By default TextFragmentAbsorber stores all found text fragments in the memory. TextFragment is not a lightweight object. It contains reference for page with their resources. But there is no necessity in storing all text fragments at once in the most of document processing scenarios.
TextFragmentAbsorber processes pages sequentially and any changes of TextFragment object of one page has no influence on other pages. So we recommend to use absorber.Reset(); after processing each page.

Moreover, your code performs only reading operations. Therefore memory of Page objects may be freed after reading necessary information about text.

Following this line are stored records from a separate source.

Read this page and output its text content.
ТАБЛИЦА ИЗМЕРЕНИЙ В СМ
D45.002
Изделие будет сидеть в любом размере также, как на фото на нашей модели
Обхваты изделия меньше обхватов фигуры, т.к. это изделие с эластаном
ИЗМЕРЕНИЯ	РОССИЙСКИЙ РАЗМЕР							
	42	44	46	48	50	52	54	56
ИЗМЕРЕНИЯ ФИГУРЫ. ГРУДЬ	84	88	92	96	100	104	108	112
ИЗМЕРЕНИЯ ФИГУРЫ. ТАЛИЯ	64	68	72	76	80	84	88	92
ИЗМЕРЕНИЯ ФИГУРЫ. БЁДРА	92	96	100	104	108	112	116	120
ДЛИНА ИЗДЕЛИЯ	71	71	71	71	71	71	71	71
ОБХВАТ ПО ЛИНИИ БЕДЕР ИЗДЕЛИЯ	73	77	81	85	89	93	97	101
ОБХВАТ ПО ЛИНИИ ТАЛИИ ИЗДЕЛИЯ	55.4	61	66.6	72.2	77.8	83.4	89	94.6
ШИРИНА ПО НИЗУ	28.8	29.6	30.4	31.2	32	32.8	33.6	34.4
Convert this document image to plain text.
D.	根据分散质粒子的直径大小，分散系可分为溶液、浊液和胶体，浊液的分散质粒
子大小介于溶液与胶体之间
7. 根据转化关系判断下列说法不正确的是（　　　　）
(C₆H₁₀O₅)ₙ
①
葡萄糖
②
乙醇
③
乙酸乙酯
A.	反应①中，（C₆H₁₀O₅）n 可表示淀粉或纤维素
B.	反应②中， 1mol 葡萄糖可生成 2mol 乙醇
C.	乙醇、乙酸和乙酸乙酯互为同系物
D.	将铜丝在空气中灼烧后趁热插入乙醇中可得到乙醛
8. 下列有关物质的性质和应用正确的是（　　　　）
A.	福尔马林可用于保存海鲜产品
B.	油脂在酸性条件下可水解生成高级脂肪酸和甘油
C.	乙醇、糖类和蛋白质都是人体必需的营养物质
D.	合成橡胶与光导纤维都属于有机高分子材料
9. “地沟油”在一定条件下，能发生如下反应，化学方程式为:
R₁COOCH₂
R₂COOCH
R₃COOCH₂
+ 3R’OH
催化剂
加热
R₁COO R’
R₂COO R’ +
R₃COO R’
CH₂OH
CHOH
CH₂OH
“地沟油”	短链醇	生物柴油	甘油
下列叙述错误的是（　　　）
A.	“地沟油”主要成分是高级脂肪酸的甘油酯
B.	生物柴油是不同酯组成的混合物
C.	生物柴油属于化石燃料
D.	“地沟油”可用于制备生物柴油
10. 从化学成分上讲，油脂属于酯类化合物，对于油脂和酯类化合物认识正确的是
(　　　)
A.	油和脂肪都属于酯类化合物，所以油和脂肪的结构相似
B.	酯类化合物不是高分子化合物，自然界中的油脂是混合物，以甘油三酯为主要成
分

You can use page.FreeMemory(); for that.

Thus the recommended code will be following:

Document pdfDocument = new Document(myDir + @"ITF-TTF Manual.pdf");
TextFragmentAbsorber absorber = new TextFragmentAbsorber(new TextEditOptions(TextEditOptions.FontReplace.RemoveUnusedFonts));
foreach (Page page in pdfDocument.Pages)
{
    page.Accept(absorber);

    //Read something from fragments
    count += absorber.TextFragments.Count;

    absorber.Reset();
    page.FreeMemory();
    //GC.Collect();        
}

On our test system it consumes less than 500 MB of memory and takes about 55 seconds with Aspose.PDF for .NET 19.5. In our opinion, these values are adequate for this document.

Additionally you may charge .NET garbage collector to collect freed objects after processing each page by adding GC.Collect(); into the loop. It will decrease maximum memory consumption to about 250 MB by the cost of additional 10 seconds of processing time.